Two more weeks passed before the shuffling of offices finally ended. The earl of Halifax moved into the position for which his experience and preferences suited him, secretary of state for the South. John Montagu, fourth earl of Sandwich, took over as secretary for the North. The earl of Shelburne, president of the Board of Trade, had been so embarrassingly implicated in a plot to supplant Grenville with the duke of Bedford that he was forced to resign. This allowed Halifax to hand the presidency over to a protégé with an interest in American affairs, Wills Hill, earl of Hillsborough. Shelburne, with nowhere to go but the opposition, gravitated into an alliance with Pitt; Bedford, too powerful to be ignored, became lord president of the Privy Council. By mid-September sufficient equilibrium returned to the high politics of place and honor that the ministers could turn again to questions of imperial policy and order. That was none too soon. While the ministry sorted itself out, America had been turning into an issue no one could ignore.2

The previous ministry neglected the colonies until an Indian uprising had practically destroyed Britain’s hold on the interior of North America, but from the fall of 1763 through the following spring Grenville and Halifax attended to reforming imperial relations with an intensity rarely seen before. They set out to create a secure and financially stable empire: to institute political order within the conquests, restore peace in the west, and use the prosperity of the older colonies to strengthen the empire as a whole. These were innovations, but Grenville and company were not making up a program out of whole cloth. The king himself had set the priorities according to which they acted. The pivot on which the new imperial relationship would turn, the army, was already in place. Since the beginning of the year the Board of Trade had been drafting plans for colonial reorganization. Every measure that Grenville and Halifax would propose reflected a consensus, broadly shared in Whitehall and Westminster, on the nature of the empire and Britain’s power to control it. Halifax, who had been thinking about the colonies for fifteen years, was arguably the best man in Britain to direct reforms in the imperial relationship, and nobody knew more about taxation than Grenville.

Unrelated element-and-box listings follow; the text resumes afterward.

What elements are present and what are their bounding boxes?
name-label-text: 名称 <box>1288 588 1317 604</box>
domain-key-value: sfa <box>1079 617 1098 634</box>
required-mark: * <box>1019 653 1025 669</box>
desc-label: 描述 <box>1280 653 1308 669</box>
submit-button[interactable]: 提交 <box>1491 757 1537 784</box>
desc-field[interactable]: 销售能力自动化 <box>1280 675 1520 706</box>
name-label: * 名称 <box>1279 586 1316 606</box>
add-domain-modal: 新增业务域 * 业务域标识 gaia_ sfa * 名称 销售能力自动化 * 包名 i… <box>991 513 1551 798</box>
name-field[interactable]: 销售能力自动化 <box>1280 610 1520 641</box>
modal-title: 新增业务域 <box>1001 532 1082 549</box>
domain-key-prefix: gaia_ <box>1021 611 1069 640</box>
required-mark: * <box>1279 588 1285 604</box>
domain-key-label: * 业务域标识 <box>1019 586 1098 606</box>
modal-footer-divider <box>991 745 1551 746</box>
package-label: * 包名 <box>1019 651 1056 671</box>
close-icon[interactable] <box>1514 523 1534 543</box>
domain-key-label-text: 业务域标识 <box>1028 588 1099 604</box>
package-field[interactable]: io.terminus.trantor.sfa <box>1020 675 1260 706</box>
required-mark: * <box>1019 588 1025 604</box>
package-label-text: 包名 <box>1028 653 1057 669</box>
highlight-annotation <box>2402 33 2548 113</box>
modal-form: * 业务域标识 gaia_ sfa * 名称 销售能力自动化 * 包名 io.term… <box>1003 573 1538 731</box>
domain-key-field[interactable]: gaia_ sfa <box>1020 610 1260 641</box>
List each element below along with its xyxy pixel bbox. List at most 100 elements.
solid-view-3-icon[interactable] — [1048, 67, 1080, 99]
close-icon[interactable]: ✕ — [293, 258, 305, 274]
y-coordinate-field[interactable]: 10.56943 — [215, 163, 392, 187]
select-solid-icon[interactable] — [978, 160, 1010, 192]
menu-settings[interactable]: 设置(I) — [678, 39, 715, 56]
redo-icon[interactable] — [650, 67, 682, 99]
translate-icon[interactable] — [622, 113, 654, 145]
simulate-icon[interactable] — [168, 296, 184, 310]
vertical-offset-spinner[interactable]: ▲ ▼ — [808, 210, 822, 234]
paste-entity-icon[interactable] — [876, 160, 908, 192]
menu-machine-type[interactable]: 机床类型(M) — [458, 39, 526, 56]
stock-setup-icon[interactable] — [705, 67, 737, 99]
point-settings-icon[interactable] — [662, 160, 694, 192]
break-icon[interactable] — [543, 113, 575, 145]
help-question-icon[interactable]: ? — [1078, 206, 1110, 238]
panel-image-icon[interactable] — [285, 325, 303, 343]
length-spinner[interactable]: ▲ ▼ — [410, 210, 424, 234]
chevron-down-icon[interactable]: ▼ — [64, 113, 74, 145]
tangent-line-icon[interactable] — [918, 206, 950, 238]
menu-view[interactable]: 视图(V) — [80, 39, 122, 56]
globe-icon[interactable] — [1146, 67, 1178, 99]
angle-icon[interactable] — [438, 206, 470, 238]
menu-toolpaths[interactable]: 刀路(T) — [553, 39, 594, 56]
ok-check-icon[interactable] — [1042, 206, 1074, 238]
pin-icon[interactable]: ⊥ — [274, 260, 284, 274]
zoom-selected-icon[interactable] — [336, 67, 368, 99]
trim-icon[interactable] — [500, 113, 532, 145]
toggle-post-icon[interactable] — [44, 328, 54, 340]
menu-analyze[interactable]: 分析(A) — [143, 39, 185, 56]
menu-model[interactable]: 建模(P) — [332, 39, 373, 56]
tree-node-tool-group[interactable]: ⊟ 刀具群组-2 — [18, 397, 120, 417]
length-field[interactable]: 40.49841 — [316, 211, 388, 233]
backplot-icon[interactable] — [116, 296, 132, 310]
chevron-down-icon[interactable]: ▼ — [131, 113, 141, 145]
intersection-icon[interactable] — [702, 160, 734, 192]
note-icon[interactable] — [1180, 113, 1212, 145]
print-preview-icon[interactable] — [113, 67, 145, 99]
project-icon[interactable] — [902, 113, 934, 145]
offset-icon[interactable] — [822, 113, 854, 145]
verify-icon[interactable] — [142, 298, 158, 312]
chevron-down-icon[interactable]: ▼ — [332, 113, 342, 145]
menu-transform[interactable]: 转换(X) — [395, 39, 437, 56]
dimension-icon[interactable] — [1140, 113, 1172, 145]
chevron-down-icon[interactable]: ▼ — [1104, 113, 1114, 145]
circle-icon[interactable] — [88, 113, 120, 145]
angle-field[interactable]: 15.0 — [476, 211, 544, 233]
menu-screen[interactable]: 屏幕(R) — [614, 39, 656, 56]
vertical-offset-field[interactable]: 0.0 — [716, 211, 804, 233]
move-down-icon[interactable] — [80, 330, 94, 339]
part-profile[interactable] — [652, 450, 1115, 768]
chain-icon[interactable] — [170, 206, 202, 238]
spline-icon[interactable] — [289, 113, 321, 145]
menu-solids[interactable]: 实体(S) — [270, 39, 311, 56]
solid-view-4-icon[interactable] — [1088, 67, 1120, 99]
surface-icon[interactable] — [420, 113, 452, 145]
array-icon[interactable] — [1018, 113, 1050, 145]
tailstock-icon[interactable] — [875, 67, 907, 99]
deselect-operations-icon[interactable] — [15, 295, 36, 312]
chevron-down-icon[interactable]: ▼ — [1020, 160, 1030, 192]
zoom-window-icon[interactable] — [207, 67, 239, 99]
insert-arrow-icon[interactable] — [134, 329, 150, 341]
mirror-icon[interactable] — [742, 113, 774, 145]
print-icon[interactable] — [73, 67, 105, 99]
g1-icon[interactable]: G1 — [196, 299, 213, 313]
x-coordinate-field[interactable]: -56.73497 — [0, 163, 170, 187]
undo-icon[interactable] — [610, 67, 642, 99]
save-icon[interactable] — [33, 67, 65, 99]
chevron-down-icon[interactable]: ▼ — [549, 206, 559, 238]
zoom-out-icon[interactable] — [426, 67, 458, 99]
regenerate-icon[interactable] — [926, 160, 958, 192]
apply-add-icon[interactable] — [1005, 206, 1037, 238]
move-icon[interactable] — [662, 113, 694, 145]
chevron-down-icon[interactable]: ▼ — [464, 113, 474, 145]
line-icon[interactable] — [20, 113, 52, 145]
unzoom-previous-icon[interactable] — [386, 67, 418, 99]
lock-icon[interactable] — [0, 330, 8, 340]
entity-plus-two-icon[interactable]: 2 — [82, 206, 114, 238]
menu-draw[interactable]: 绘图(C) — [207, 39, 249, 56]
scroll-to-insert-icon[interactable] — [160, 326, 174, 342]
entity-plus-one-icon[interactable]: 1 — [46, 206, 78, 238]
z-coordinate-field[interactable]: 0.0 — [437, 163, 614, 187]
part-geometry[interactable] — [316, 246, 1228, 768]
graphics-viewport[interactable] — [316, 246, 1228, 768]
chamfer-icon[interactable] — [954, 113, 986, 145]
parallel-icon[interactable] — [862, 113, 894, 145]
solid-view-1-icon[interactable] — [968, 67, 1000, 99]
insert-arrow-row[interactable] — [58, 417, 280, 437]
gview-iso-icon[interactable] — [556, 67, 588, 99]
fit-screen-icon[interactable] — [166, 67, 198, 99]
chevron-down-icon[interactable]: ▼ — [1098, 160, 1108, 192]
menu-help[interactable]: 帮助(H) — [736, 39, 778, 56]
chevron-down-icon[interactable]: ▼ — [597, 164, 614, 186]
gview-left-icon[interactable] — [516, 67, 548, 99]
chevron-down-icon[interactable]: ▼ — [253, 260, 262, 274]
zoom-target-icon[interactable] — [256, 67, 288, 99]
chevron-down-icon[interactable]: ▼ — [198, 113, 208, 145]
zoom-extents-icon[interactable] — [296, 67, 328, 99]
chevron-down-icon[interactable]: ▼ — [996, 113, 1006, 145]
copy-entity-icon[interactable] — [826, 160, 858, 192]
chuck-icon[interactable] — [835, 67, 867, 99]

And yet, for all that, the program that Halifax and Grenville proposed, which Parliament would pass into law and which the king would approve, would prove more energetic than coherent, setting the stage for disasters beside which the Indian insurrection would seem trivial. The reason why was simple. Down to virtually their last detail, the reforms reflected the legacies and the lessons of the Seven Years’ War as construed at the highest levels of metropolitan power. Grenville and Halifax, in that regard, responded to current problems not on an ad hoc basis, but with a firm sense of historical context. Unfortunately for the empire’s future, they had no equally well considered sense of how their reforms would interact with postwar conditions, nor—given those—any clear idea of how their initiative might appear to colonists whose understandings of the war and its lessons differed significantly from their own.